Qu’est-ce que le « sentiment politique » ? Quelle est sa place dans nos vies ? Pendant une heure trente, Doutes, premier film de Yamini Lilia Kumar, ambitionne de mêler la question du politique au sentiment d’errance d’une gauche désabusée. Pour un drôle de résultat.
Depuis quelque temps, le cinéma français se découvre une passion nouvelle pour la fiction politique, entre réflexions sur l’exercice du pouvoir (L’Exercice de l’État, Pierre Schoeller) et récits inspirés de figures étatiques (La Conquête, ou le nouveau film de Bertrand Tavernier, Quai d’Orsay). Ce n’est toutefois pas tant la question à proprement parler de « la politique » qui irrigue cette tendance de la production français qu’un attrait marqué pour l’activité, privée et publique, des responsables du pays. Que l’homme politique soit désacralisé sur le mode de la farce (La Conquête) ou fantasmé comme héros tragique (L’Exercice de l’État), que son portrait prenne en charge ou non le contexte actuel de la vie politique française, c’est la fascination pour l’homme de pouvoir, et tous les fantasmes autour de la fonction, qui nourrissent le cœur de la dramaturgie. Doutes, plutôt que de mettre en scène les intrigues de l’état, s’intéresse précisément aux effets du magnétisme exercé par la vie politique. S’il n’est guère le film tant espéré capable d’infuser un semblant de distanciation à cette attraction pour le motif du pouvoir, ce premier long emprunte au moins un sentier légèrement différent, en déracinant le thème de la fascination des centres décisionnels.

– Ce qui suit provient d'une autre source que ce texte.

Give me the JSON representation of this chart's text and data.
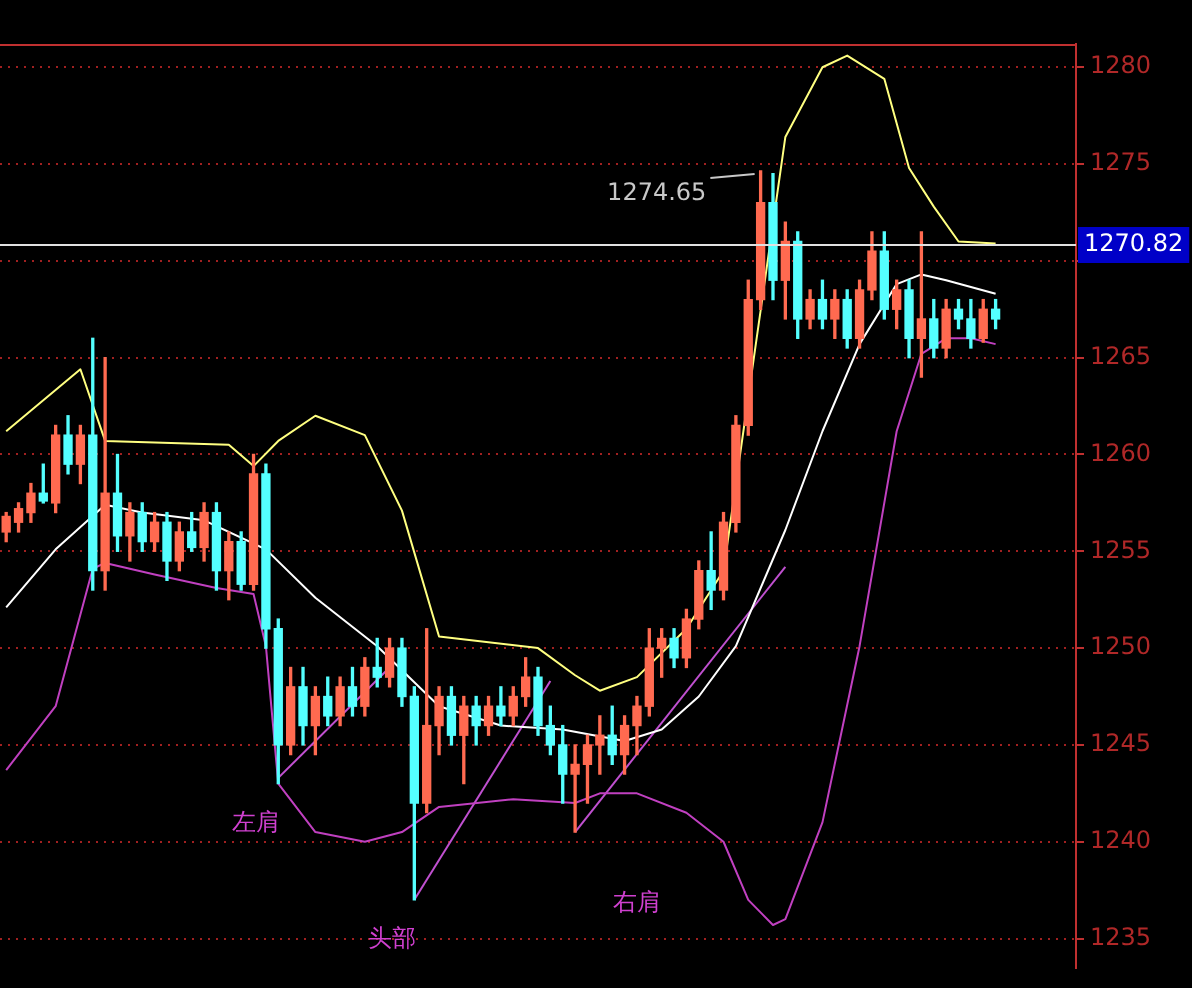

Yamini Lilia Kumar s’engage ainsi à décrypter cette notion a priori abstraite de « sentiment politique » – en somme notre rapport, plus ou moins intime, à la chose publique – par les parcours croisés de deux couples, amis de longue date, des prémisses de la primaire PS en 2006 à l’élection de François Hollande en 2012. La vie politique n’est dès lors plus scrutée par le prisme des instances dirigeantes, mais par le biais d’une élite intermédiaire, bourgeoise et de gauche, constituée de journalistes, sondeurs, artistes et intellectuels – quatre factions pour quatre archétypes en guise de personnages.
La voie tracée accouche d’un film pour le moins ingrat, suite de longs tunnels dialogués et de tirades mises en boîte où les protagonistes ne cessent de disserter sur l’objet de leur passion. Au fond, le « sentiment politique » promis par le titre ne correspond finalement qu’à une fièvre obsessionnelle, et non un véritable émoi intime. Si l’obsession a sa part de dérisoire (les personnages sont persuadés qu’il s’agit là de la plus importante des choses), Yamini Lilia Kumar ne remet jamais sérieusement en cause cette marotte pour le pouvoir. Faute d’un point de vue tant soit peu critique, la cinéaste réduit le champ de son exploration à un petit théâtre replié sur lui-même, dont les protagonistes, enfermés chez eux, ne cessent paradoxalement de pérorer sur le reste du monde. Les champs-contrechamps s’enchaînent, avec fadeur, au gré des névroses bourgeoises de chacun, sans aucune variation de mise en scène, ou même de structure narrative. À ce dispositif rébarbatif s’ajoute néanmoins une « trouvaille », singulière à défaut d’être subtile : afin de signifier à l’écran le doute qui travaille constamment ses personnages, la réalisatrice anarchise le recours aux focales – l’effet est hideux –, pour flouter aléatoirement les visages et les arrière-plans.
Doutes pourrait ainsi n’être qu’un pénible pensum s’il ne dévoilait pas une inattendue veine humoristique, manifestement involontaire, et pourtant réjouissante. Christophe Barbier en sondeur cynique – merveilleusement mauvais –, opposé à un Benjamin Biolay dépressif (pour changer), confère heureusement un parfum de n’importe quoi à cette choucroute psychologique dont le sérieux plombant est désamorcé par la force du ridicule. En dépit des rebondissements abracadabrantesques (une histoire absconse de tromperie tressée à l’affaire DSK), ce n’est cependant qu’à la fin du film, et de son improbable épilogue-vidéoclip vénitien, que le versant bouffon prend le pas sur le reste. Ne reste finalement qu’une drôle de comédie accidentelle, au casting incongru.